A Note About The Plots

The plots used for this are beeswarm plots. A beeswarm is a type of scatterplot where the spacing and overlap between points is controlled resulting in better readability, and often an overall effect of the points resembling a beeswarm.

The Plots: Visualising Calvino’s Invisible Cities with R

The first plot shows the chapter number on the x-axis, and number in category on the y-axis. Each dot represents one city, and is colour-coded according to category. Assuming all goes well with knitting the code into the output document, one should be able to hover over each dot with their cursor and see the name of the city represented by that dot, as well as some other information.

The second plot shows category on the x-axis, and page number on the y-axis. The categories are again colour-coded, and shown from left to right in order of first appearance. Again, each dot represents one city, and hovering over each dot should provide further information about the data point.

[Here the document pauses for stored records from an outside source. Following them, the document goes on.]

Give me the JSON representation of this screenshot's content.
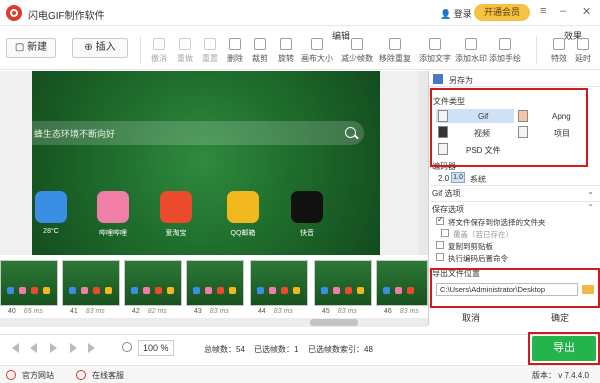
{
  "app": {
    "title": "闪电GIF制作软件",
    "login": "登录",
    "member": "开通会员"
  },
  "toolbar": {
    "new_label": "新建",
    "insert_label": "插入",
    "edit_section": "编辑",
    "effects_section": "效果",
    "tools": [
      "撤消",
      "重做",
      "重置",
      "删除",
      "裁剪",
      "旋转",
      "画布大小",
      "减少帧数",
      "移除重复",
      "添加文字",
      "添加水印",
      "添加手绘"
    ],
    "effects": [
      "特效",
      "延时"
    ]
  },
  "preview": {
    "search_text": "蜂生态环境不断向好",
    "apps": [
      {
        "name": "28°C",
        "color": "#3a8ee6"
      },
      {
        "name": "哔哩哔哩",
        "color": "#f07ea6"
      },
      {
        "name": "爱淘宝",
        "color": "#e94b2c"
      },
      {
        "name": "QQ邮箱",
        "color": "#f2b81d"
      },
      {
        "name": "快音",
        "color": "#111111"
      }
    ]
  },
  "filmstrip": {
    "frames": [
      {
        "num": "40",
        "ms": "65 ms"
      },
      {
        "num": "41",
        "ms": "83 ms"
      },
      {
        "num": "42",
        "ms": "82 ms"
      },
      {
        "num": "43",
        "ms": "83 ms"
      },
      {
        "num": "44",
        "ms": "83 ms"
      },
      {
        "num": "45",
        "ms": "83 ms"
      },
      {
        "num": "46",
        "ms": "83 ms"
      }
    ]
  },
  "bottom": {
    "zoom": "100 %",
    "total_frames": "总帧数：54",
    "selected_frames": "已选帧数：1",
    "selected_index": "已选帧数索引：48",
    "export_label": "导出"
  },
  "status": {
    "website": "官方网站",
    "support": "在线客服",
    "version": "版本： v 7.4.4.0"
  },
  "dialog": {
    "title": "另存为",
    "file_type_label": "文件类型",
    "formats": [
      "Gif",
      "Apng",
      "视频",
      "项目",
      "PSD 文件"
    ],
    "quality_label": "编码器",
    "quality_opts": [
      "2.0",
      "1.0"
    ],
    "quality_suffix": "系统",
    "gif_options": "Gif 选项",
    "save_options": "保存选项",
    "save_checks": [
      {
        "label": "将文件保存到你选择的文件夹",
        "checked": true,
        "dim": false
      },
      {
        "label": "覆盖（若已存在）",
        "checked": false,
        "dim": true
      },
      {
        "label": "复制到剪贴板",
        "checked": false,
        "dim": false
      },
      {
        "label": "执行编码后置命令",
        "checked": false,
        "dim": false
      }
    ],
    "export_location": "导出文件位置",
    "path": "C:\\Users\\Administrator\\Desktop",
    "cancel": "取消",
    "ok": "确定"
  }
}
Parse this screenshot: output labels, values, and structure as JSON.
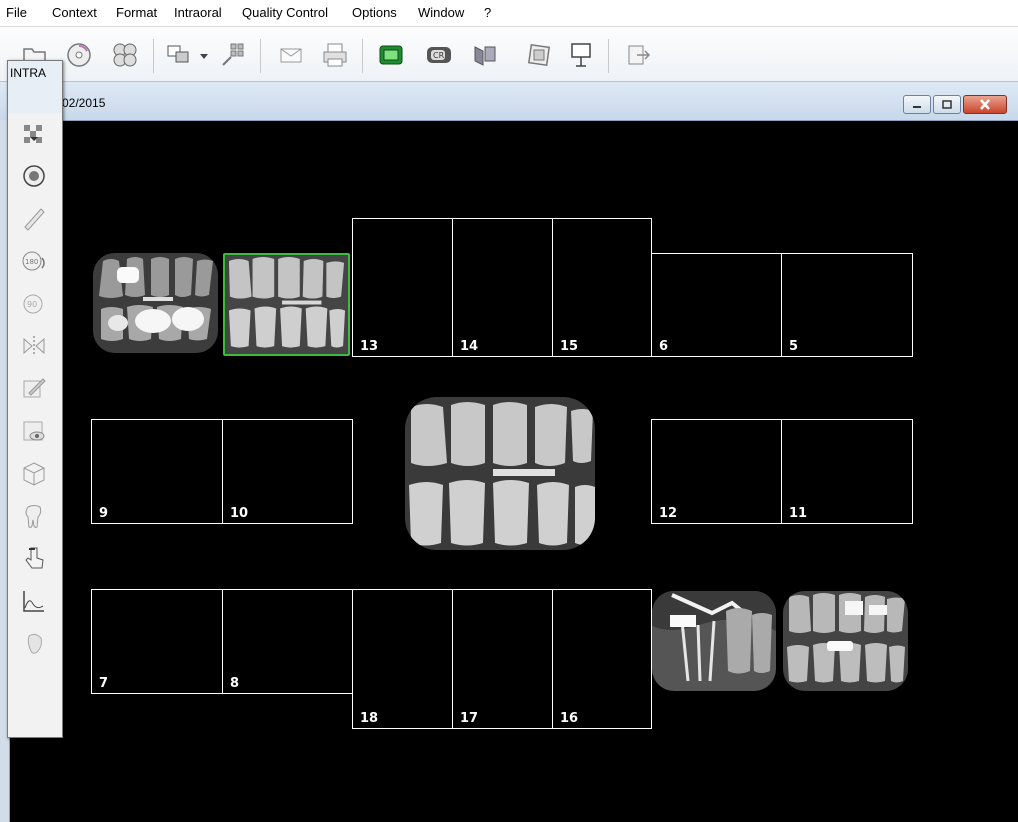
{
  "menu": [
    "File",
    "Context",
    "Format",
    "Intraoral",
    "Quality Control",
    "Options",
    "Window",
    "?"
  ],
  "toolbar_icons": [
    "folder-open-icon",
    "cd-icon",
    "disk-group-icon",
    "copy-layout-icon",
    "dropdown-arrow-icon",
    "transfer-icon",
    "email-icon",
    "print-icon",
    "green-monitor-icon",
    "cr-scanner-icon",
    "acquire-icon",
    "frame-icon",
    "presentation-icon",
    "exit-icon"
  ],
  "window": {
    "title": "02/2015"
  },
  "palette": {
    "label": "INTRA",
    "tools": [
      "contrast-icon",
      "invert-icon",
      "measure-icon",
      "rotate-180-icon",
      "rotate-90-icon",
      "flip-icon",
      "annotate-icon",
      "zoom-view-icon",
      "3d-box-icon",
      "tooth-icon",
      "hand-pointer-icon",
      "histogram-icon",
      "foot-icon"
    ]
  },
  "slots": {
    "s13": "13",
    "s14": "14",
    "s15": "15",
    "s6": "6",
    "s5": "5",
    "s9": "9",
    "s10": "10",
    "s12": "12",
    "s11": "11",
    "s7": "7",
    "s8": "8",
    "s18": "18",
    "s17": "17",
    "s16": "16"
  },
  "colors": {
    "selection": "#3dbb3d",
    "background": "#000000",
    "slot_border": "#ffffff"
  }
}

That being said, something to note as a limitation (or a feature, depending on viewpoint) of this plot is that, because the shape is determined by the page number each city starts on, it is heavily affected by the breaks between chapters and the way that the cities tend to get longer in some later chapters. The book’s breaks in between chapters, where there are pages of Marco Polo and Kublai Khan conversing, can be seen in the the periodical horizontal gaps between points at places such as pages 20 to 30, or 130 to 140. The tendency for the cities to be longer in certain later chapters causes the lack of symmetry in places such as the bottom left and top right corners. These are where chapter 1’s cities being significantly shorter on average than chapter 9’s made the bottom four (memory-category) points make a more equilateral triangle shape, while the top four (hidden-category) points made a longer, more isosceles triangle shape. The irregularities caused by using page number on the y-axis can be corrected if desired by using chapter number instead.

The third plot shows category on the x-axis, and chapter number on the y-axis. The points are still colour-coded to category, which is in order of first appearance, and each dot still represents a single city.

Note not only the cascade of the data across categories and chapters, but also that this plot has perfect twofold rotational symmetry around the city of Baucis. That is to say, if this plot was rotated 180º around the center point (which falls exactly on the data point of Baucis), the overall shape would look exactly the same.